Screwtape shudders at the thought of Christians being the best or the worst or somewhere in between, and simply thanking God, shrugging it off, and moving on. A disgusting thought! Christians are controlled most effectively when trapped in the web of self-preoccupation.
The demon writes, “The enemy’s whole effort, therefore, will be to get the man’s mind off the subject of his own value altogether. He would rather the man thought himself a great architect or a great poet and then forgot about it, than that he should spend much time and pains trying to think himself a bad one.”
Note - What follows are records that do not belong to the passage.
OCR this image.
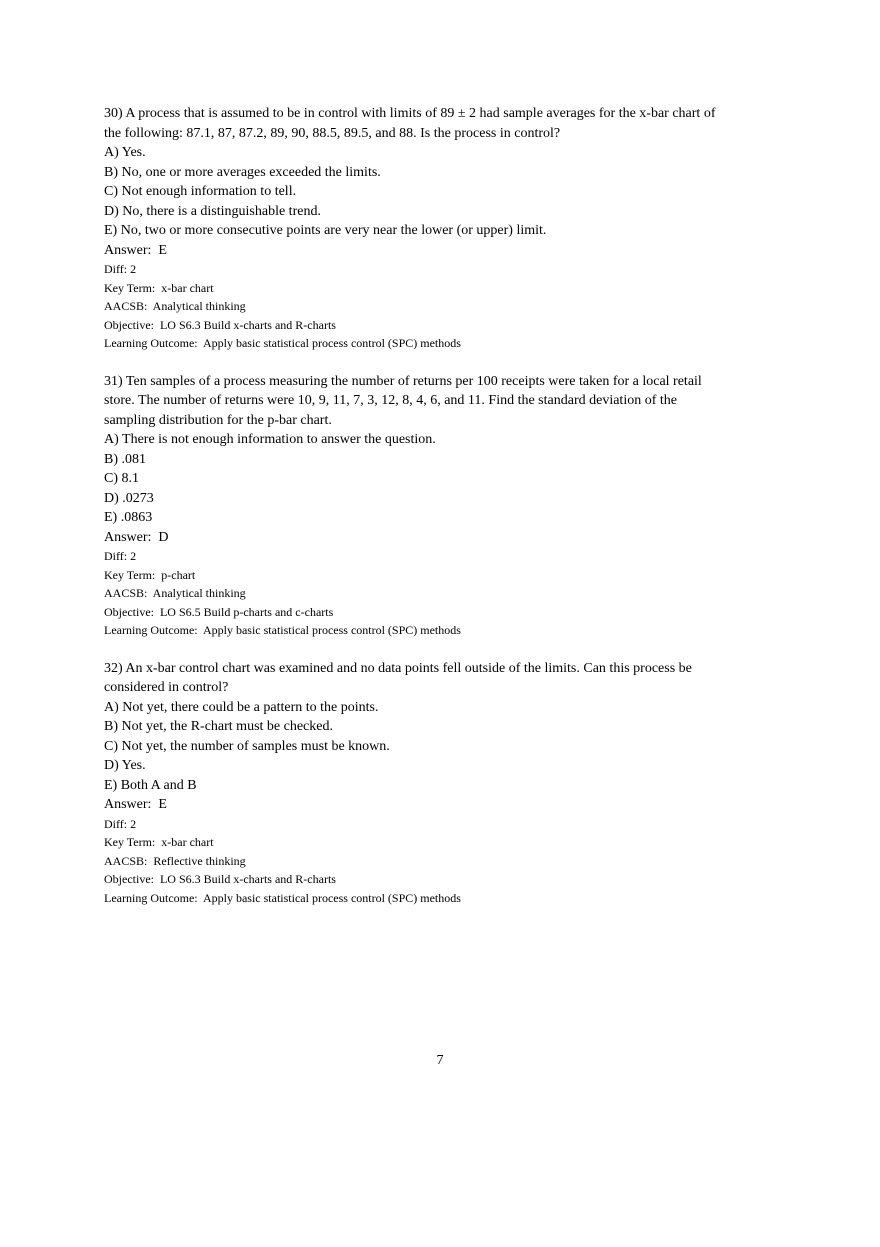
30) A process that is assumed to be in control with limits of 89 ± 2 had sample averages for the x-bar chart of the following: 87.1, 87, 87.2, 89, 90, 88.5, 89.5, and 88. Is the process in control?

A) Yes.

B) No, one or more averages exceeded the limits.

C) Not enough information to tell.

D) No, there is a distinguishable trend.

E) No, two or more consecutive points are very near the lower (or upper) limit.

Answer:  E

Diff: 2

Key Term:  x-bar chart

AACSB:  Analytical thinking

Objective:  LO S6.3 Build x-charts and R-charts

Learning Outcome:  Apply basic statistical process control (SPC) methods

31) Ten samples of a process measuring the number of returns per 100 receipts were taken for a local retail store. The number of returns were 10, 9, 11, 7, 3, 12, 8, 4, 6, and 11. Find the standard deviation of the sampling distribution for the p-bar chart.

A) There is not enough information to answer the question.

B) .081

C) 8.1

D) .0273

E) .0863

Answer:  D

Diff: 2

Key Term:  p-chart

AACSB:  Analytical thinking

Objective:  LO S6.5 Build p-charts and c-charts

Learning Outcome:  Apply basic statistical process control (SPC) methods

32) An x-bar control chart was examined and no data points fell outside of the limits. Can this process be considered in control?

A) Not yet, there could be a pattern to the points.

B) Not yet, the R-chart must be checked.

C) Not yet, the number of samples must be known.

D) Yes.

E) Both A and B

Answer:  E

Diff: 2

Key Term:  x-bar chart

AACSB:  Reflective thinking

Objective:  LO S6.3 Build x-charts and R-charts

Learning Outcome:  Apply basic statistical process control (SPC) methods

7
Screwtape looks over at the sister in front of him. She is filled with despair. It seems that everywhere she looks, there is sin, sin, sin. Self, self, self. How do the others do it? How do those brothers who are always rejoicing keep themselves so encouraged? Are they hiding something? Or do I just not want what God wants? Oh God! I am such a sinner! I want to die! I want the cross! I want to travail! Help me, Jesus!
Screwtape finishes his letter, “Even of his sins the Enemy does not want him to think too much: once they are repented, the sooner the man turns his attention outward, the better the Enemy is pleased.”
A scowl forms on Screwtape's face as he signs his name, thinking about those horrid undeserving imps whom the enemy foolishly loves. They forthrightly confess their sins and then they stand up with their head held high and walk away whistling a song or thinking about a game of checkers. A disgusting image! He hates to end his letter this way, but it will have to do. Wormwood must understand the seriousness of the matter!
Screwtape puts the letter away and listens to the speaker.
“Thank God, dear friends, we can talk about the cross in this place. There are many places that if I preached like this, they would simply throw me out. Believe me, I have preached all around the world! But, over the years, sitting under this ministry, you have developed capacity. And I can preach to you in this way because you can handle it.”
Screwtape takes a long draw from his cigar, blows rings of smoke into the air and chuckles silently.
Things are going well.
All quotes in Screwtape’s correspondence are from The Screwtape Letters by C.S. Lewis, Chapter 14.